Jenny Lindsay in the Times on where we are now – talking to members of the support group for gender-critical gay men who have to gather in secret:
Alan lives in a small town. Meeting other gay men is not easy. He was recently banned from the gay dating app Grindr. I ask why. “Well, I put in my profile I’m not attracted to women, y’see, and apparently that’s awfully offensive.”
Though he laughs, Danny pulls out his phone to show me the Grindr profile of a young “gay trans man” (a female who identifies as a gay male). “That’s what we’re dealing with. He gets chucked off, and she gets to stay?”
Having lived through it, Joe judges this trend as part of “the most existential crisis facing gay men since Aids”.

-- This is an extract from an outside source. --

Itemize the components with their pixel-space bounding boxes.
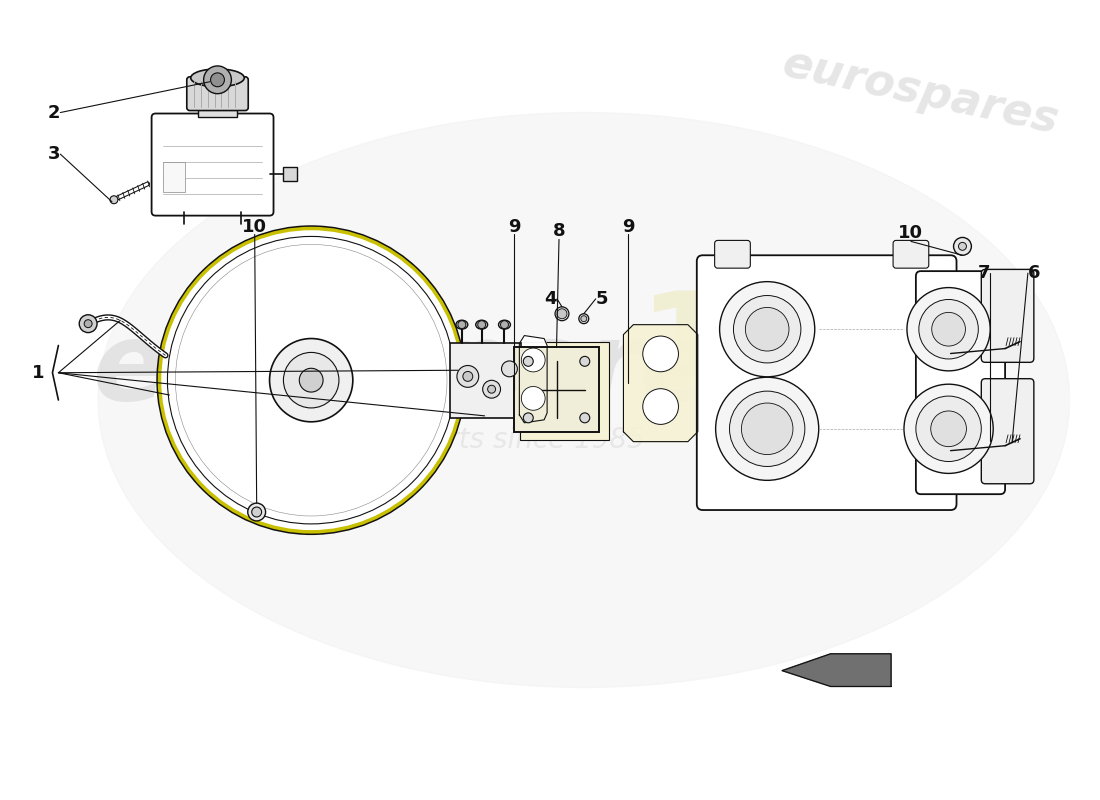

He is referring not just to the younger men’s gall that gay men are being pushed to reframe their sexualities to accommodate females. Joe is profoundly angered that, as a “fey child”, he might have been pushed to consider himself trans if he had been born today.
Modern gay culture feels “oppressive”, he says. It is a word used repeatedly throughout the day….
In between the free-flowing ales, the laughter, the camaraderie and solace, Joe summed up the feelings of the group, lamenting: “Having to meet in secret, fearing loss of employment for who we are. Having been through the whole gay liberation experience, it’s absolutely enraging to find myself back here again.”
And that's why the LGB needs to split from the T.